Still, if you look at what has been done the last five years during the worst recession this community has ever seen, there has been extraordinary giving. I look back at the Smith Center and I’m amazed at it. They couldn’t have done that unless they were very aggressive and knew exactly who to tap in the community.
Executive dean for strategic development at UNLV, former president of Boyd Gaming Corp. and the Fremont Street Experience, former chairman and CEO of First Interstate Bank of Nevada
Snyder has served on the boards for several nonprofit groups and played a key role in developing downtown’s Smith Center for the Performing Arts. He donated $1 million to help build the complex and is chairman of its board of directors. He also donated $1 million to UNLV’s $500 million “Invent the Future” fundraising campaign.
Donors need role models, especially in a young city like this. The philanthropy infrastructure needs to be developed, just like social services, education, highways and roads.
On the East Coast, several generations of wealth have developed there, and those families got used to being rich. They got involved with philanthropy and saw the benefits of it.
That’s what has to happen in a young city like Las Vegas. People have to get comfortable that their wealth will survive.
Our growth until 2007 reinforced the notion that the wealth would be here. Then we took a tremendous beating with the economic downturn. We need a longer pattern of growth and economic stability for families to realize they can pass something on to the next generation and at the same time give back to the community a bit more.
People also need a reason to give, something to tickle their fancy. If you look at the founders and major donors for the Smith Center, it's the usual suspects who are normally involved in philanthropy.

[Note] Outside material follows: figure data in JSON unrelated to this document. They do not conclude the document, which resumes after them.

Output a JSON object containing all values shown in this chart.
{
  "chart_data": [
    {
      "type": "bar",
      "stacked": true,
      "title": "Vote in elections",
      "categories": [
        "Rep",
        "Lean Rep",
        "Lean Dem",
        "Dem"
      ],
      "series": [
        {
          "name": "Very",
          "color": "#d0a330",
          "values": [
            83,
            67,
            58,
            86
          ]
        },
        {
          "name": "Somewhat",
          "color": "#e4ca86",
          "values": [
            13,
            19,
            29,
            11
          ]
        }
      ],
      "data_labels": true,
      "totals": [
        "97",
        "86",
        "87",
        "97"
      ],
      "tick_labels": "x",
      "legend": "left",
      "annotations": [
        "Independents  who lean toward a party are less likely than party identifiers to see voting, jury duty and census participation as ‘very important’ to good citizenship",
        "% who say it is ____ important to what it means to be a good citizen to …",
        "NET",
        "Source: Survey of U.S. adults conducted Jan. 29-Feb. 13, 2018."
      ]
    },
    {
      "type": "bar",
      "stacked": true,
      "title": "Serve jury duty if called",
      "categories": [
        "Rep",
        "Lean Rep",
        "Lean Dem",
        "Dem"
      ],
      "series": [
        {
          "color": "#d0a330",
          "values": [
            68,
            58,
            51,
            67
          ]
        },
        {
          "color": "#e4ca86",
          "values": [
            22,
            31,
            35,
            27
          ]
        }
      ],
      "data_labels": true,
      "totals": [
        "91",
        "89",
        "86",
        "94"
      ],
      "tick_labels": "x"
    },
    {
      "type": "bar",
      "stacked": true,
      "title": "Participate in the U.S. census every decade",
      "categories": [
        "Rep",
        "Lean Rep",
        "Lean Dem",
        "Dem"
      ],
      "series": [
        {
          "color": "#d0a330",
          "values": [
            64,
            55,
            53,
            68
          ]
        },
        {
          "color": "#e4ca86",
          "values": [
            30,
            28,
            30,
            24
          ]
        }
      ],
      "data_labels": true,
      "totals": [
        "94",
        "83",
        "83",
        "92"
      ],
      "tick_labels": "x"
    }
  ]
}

But this was the first major gift for some of the donors. It encouraged people who have been here a long time but haven’t been as involved in philanthropy, or people who moved here from someplace else and brought some wealth and an understanding of what performing arts means.
The other thing with the Smith Center that serves as a good model is we said from the beginning that we’d run it as a business. We developed a business plan early on to show why we wanted the project, how it would shape the community, and a road plan for how it would be developed. Businesspeople respect the fact that you’ve done the necessary things to make an organization sustainable. People who give their money want to know it’s being properly used.
Executive manager of El Cortez
Epstein is a volunteer at the Neon Museum and helped found Downtown Cares, which organizes downtown street cleanings and helped restore Las Vegas’ first high school. The group also has collected more than $80,000 in donations for downtown improvement projects.
Philanthropy starts on a very basic level with education. I learned a lot from my mom. She was my Girl Scout leader.
It’s a cultural responsibility. It’s important to get involved.